Let's now create a function that calculates the total number of births for each unique day of the week. Here's what we want the dictionary to look like:

```python
{
  1: 5789166,
  2: 6446196,
  3: 6322855,
  4: 6288429,
  5: 6233657,
  6: 4562111,
  7: 4079723
}
```

In [26]:
def day_birth(text_file):
    cdc_list = read_csv(text_file)
    births_per_day = {}
    for row in cdc_list:
        if row[2] not in births_per_day:
            births_per_day[row[2]] = row[4]
        else:
            births_per_day[row[2]] = births_per_day[row[2]] + row[4]
    return(births_per_day)

day_birth(r"US_births_1994-2003.csv")

{1: 1276557,
 2: 1288739,
 3: 1304499,
 4: 1288154,
 5: 1299953,
 6: 1304474,
 7: 1310459,
 8: 1312297,
 9: 1303292,
 10: 1320764,
 11: 1314361,
 12: 1318437,
 13: 1277684,
 14: 1320153,
 15: 1319171,
 16: 1315192,
 17: 1324953,
 18: 1326855,
 19: 1318727,
 20: 1324821,
 21: 1322897,
 22: 1317381,
 23: 1293290,
 24: 1288083,
 25: 1272116,
 26: 1284796,
 27: 1294395,
 28: 1307685,
 29: 1223161,
 30: 1202095,
 31: 746696}

In [27]:
def week_birth(text_file):
    cdc_list = read_csv(text_file)
    births_per_week = {}
    for row in cdc_list:
        if row[3] not in births_per_week:
            births_per_week[row[3]] = row[4]
        else:
            births_per_week[row[3]] = births_per_week[row[3]] + row[4]
    return(births_per_week)

week_birth(r"US_births_1994-2003.csv")

{1: 5789166,
 2: 6446196,
 3: 6322855,
 4: 6288429,
 5: 6233657,
 6: 4562111,
 7: 4079723}

### Calculating number of births with a more general function:

You may have noticed that there was a lot of similarity between the two functions you just wrote.
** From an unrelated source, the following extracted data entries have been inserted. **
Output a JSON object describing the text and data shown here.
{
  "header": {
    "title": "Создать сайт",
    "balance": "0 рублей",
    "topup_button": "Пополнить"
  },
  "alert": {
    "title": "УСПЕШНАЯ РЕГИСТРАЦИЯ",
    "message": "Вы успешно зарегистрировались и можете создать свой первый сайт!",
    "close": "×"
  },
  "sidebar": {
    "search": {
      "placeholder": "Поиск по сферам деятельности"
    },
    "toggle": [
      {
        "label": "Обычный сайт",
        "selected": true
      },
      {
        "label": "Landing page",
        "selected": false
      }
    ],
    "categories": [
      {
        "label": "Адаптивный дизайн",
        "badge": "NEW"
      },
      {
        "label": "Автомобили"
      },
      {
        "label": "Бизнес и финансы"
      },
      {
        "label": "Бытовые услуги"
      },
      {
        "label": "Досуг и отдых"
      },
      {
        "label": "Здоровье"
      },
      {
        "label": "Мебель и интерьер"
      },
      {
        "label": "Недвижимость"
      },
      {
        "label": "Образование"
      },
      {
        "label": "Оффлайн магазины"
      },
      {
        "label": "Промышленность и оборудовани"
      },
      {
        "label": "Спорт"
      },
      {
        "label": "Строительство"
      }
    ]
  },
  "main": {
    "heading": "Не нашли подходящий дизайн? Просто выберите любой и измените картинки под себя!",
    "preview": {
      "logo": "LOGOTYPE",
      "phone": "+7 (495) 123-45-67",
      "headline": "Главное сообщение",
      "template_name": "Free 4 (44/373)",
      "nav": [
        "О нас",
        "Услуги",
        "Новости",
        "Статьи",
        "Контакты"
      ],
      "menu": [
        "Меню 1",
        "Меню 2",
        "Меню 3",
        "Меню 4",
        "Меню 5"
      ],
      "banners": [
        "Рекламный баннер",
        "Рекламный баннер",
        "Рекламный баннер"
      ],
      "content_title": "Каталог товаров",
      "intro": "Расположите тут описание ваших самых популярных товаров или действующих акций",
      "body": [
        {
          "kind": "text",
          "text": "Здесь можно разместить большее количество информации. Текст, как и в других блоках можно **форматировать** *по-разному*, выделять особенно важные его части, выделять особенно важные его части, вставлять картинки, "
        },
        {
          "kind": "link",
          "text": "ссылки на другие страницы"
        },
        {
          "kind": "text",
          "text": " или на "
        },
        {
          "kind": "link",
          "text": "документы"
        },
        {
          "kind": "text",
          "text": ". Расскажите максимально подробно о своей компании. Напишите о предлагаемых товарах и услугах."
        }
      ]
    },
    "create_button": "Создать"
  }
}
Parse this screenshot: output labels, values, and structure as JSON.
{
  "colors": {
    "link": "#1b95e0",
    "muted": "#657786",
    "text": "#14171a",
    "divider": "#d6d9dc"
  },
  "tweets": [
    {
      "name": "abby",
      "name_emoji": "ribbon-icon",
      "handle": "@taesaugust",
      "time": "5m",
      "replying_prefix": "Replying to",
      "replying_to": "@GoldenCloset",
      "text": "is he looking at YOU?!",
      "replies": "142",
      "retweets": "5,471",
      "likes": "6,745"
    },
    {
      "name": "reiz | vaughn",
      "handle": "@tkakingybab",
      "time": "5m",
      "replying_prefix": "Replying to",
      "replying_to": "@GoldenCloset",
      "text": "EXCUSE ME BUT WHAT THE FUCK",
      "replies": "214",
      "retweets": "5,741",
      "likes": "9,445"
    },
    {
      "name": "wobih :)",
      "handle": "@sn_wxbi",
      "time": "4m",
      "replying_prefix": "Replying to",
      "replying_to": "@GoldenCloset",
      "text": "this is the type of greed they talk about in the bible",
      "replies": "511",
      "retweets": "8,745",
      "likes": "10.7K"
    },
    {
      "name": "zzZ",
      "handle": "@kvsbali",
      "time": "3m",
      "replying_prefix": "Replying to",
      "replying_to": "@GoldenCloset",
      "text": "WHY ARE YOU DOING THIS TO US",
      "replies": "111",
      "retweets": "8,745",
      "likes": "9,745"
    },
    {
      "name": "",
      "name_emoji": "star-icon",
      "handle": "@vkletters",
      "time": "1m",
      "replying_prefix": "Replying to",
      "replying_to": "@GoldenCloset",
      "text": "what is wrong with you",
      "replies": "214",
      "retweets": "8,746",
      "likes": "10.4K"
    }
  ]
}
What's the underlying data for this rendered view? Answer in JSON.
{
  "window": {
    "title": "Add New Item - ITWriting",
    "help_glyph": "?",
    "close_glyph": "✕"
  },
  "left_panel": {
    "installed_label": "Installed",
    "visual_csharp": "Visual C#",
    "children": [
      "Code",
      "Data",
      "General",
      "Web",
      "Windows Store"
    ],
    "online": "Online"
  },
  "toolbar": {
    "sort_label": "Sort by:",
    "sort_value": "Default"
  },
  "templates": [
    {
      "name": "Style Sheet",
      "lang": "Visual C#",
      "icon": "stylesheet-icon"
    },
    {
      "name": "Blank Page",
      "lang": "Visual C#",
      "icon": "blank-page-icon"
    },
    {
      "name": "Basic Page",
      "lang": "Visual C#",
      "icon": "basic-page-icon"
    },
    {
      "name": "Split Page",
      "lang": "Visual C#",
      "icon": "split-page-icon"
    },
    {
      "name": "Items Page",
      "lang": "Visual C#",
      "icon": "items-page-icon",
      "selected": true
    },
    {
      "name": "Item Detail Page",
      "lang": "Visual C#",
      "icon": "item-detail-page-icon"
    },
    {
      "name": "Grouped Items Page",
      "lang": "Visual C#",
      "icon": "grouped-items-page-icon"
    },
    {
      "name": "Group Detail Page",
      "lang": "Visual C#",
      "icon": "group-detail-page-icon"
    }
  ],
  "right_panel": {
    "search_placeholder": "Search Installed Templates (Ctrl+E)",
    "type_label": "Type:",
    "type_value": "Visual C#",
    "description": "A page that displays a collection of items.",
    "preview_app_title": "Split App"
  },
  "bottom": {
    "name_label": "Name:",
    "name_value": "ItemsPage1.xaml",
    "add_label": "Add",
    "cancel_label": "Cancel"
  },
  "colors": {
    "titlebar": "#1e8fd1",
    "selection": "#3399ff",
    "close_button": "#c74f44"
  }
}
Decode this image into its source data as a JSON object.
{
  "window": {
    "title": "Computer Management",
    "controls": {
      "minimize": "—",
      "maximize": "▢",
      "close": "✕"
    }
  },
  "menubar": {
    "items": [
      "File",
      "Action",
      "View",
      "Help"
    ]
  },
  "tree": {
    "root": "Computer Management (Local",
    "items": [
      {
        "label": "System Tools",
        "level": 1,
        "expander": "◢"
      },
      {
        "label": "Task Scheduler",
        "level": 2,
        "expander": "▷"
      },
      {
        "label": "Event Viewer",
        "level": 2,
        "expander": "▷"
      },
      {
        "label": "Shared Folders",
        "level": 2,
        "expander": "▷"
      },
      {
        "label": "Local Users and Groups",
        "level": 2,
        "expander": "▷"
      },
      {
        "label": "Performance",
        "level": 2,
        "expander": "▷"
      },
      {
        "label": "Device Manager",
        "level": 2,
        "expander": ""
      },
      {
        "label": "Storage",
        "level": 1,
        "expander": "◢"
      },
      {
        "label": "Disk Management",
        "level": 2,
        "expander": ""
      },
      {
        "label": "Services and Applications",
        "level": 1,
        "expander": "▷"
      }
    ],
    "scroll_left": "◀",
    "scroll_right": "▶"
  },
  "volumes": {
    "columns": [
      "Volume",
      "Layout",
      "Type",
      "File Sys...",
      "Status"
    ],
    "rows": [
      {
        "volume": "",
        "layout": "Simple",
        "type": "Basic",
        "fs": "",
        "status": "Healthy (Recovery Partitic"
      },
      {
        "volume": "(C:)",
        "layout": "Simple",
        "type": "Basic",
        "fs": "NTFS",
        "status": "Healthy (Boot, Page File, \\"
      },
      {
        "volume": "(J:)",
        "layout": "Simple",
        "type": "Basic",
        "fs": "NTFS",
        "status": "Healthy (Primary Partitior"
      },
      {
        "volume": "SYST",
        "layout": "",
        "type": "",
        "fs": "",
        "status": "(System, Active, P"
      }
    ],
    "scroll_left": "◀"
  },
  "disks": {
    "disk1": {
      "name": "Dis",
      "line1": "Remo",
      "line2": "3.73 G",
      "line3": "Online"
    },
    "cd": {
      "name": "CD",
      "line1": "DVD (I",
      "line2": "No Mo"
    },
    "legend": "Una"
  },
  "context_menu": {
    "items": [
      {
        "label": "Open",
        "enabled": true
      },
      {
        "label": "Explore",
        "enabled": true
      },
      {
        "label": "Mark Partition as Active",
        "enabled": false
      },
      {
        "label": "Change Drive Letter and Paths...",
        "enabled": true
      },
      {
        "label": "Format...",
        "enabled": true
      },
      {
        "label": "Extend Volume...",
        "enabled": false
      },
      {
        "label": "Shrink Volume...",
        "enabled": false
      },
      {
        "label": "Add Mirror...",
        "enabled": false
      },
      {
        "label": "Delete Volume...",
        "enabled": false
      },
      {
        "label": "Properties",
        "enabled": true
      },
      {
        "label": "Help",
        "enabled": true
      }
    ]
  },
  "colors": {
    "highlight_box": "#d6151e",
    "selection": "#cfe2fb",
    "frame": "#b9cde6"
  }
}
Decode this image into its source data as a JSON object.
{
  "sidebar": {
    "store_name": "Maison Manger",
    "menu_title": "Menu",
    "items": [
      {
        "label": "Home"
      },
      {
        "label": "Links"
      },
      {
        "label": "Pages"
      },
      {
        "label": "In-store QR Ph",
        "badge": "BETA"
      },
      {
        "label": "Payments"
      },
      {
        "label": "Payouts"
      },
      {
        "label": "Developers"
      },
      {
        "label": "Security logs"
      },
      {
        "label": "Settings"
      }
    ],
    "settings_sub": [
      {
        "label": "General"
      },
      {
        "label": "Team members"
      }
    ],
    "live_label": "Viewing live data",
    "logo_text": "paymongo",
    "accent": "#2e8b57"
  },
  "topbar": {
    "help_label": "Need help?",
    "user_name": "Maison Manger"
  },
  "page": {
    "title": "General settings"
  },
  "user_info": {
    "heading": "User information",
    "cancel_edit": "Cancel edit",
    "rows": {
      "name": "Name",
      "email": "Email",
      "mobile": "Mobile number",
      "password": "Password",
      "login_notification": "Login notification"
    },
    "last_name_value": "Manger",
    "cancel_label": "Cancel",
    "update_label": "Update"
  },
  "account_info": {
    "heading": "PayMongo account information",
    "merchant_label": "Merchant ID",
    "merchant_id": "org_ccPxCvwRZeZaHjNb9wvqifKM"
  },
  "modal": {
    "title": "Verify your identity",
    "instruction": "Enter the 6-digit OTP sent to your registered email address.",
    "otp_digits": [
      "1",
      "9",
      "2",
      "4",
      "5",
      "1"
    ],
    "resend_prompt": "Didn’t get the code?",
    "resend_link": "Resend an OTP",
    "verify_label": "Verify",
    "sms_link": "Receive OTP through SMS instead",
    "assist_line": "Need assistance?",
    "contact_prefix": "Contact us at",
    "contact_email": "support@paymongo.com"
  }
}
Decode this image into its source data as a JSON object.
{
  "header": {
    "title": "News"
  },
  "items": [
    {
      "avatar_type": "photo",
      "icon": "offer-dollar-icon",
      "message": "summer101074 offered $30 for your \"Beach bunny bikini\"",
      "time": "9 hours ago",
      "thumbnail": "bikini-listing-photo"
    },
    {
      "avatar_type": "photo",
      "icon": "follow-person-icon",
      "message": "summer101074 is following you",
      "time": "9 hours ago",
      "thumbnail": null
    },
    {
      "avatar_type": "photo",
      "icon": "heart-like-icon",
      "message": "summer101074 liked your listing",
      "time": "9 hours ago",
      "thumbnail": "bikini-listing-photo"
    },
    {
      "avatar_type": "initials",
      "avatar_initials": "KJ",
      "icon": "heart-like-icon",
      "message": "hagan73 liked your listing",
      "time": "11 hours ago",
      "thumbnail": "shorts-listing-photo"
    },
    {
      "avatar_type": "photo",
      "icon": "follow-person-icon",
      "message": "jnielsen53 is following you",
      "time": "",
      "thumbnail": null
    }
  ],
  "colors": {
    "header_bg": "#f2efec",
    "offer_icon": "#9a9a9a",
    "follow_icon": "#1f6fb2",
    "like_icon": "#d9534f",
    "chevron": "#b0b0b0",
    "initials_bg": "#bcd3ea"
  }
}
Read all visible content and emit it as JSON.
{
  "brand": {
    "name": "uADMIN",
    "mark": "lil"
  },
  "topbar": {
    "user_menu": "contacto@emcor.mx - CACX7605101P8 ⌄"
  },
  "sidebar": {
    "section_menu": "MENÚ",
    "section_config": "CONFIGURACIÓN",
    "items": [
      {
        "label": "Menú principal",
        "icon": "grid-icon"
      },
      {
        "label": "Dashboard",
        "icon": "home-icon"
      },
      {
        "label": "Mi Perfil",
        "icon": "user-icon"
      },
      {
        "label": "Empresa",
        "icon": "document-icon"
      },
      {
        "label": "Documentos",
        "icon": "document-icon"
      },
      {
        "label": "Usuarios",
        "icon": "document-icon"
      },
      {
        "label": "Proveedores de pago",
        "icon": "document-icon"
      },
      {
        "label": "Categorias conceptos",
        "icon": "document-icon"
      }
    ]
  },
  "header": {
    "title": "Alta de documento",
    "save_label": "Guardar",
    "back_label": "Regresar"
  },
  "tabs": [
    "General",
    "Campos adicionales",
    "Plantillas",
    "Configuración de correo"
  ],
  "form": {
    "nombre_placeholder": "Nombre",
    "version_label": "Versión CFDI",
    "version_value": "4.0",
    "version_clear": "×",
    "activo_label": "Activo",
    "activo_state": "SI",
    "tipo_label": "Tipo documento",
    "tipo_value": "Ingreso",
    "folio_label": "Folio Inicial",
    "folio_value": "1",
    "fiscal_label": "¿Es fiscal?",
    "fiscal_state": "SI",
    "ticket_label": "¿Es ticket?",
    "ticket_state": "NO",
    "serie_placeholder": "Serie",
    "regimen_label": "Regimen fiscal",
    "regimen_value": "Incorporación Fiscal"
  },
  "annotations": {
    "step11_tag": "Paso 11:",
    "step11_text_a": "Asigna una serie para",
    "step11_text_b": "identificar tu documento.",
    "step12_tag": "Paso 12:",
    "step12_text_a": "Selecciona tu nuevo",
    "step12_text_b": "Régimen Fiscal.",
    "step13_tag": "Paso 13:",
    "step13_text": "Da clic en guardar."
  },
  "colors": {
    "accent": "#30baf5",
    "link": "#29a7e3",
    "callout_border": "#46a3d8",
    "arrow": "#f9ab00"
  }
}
While we can also create separate functions to calculate the totals for the year and date_of_month columns, it's better to create a single function that works for any column and specify the column we want as a parameter each time we call the function.

In [13]:
def calc_counts(text_file, column):
    cdc_list = read_csv(text_file)
    births_per_column = {}
    for row in cdc_list:
        if row[column - 1] not in births_per_column:
            births_per_column[row[column - 1]] = row[4]
        else:
            births_per_column[row[column - 1]] = births_per_column[row[column - 1]] + row[4]
    return(births_per_column)

In [28]:
calc_counts(r"US_births_1994-2003.csv", 1)

{1994: 3952767,
 1995: 3899589,
 1996: 3891494,
 1997: 3880894,
 1998: 3941553,
 1999: 3959417,
 2000: 4058814,
 2001: 4025933,
 2002: 4021726,
 2003: 4089950}

### Calculating minimum and maximum number of births each time:

In [19]:
def max_counts(text_file, column):
    counts = calc_counts(text_file, column)
    max = 0
    for i in counts:
        if counts[i] > max:
            max = counts[i]
            i += 1
    return(max)

In [20]:
def min_counts(text_file, column):
    counts = calc_counts(text_file, column)
    min = 10000000
    for i in counts:
        if counts[i] < min:
            min = counts[i]
            i += 1
    return(min)

In [29]:
max_counts(r"US_births_1994-2003.csv", 1)

4089950

In [31]:
min_counts(r"US_births_1994-2003.csv", 1)

3880894

## Next Steps

- Write a function that can calculate the min and max values for any dictionary that's passed in.
- Write a function that extracts the same values across years and calculates the differences between consecutive values to show if number of births is increasing or decreasing.
 - For example, how did the number of births on Saturday change each year between 1994 and 2003?
- Find a way to combine the CDC data with the SSA data, which you can find here. Specifically, brainstorm ways to deal with the overlapping time periods in the datasets.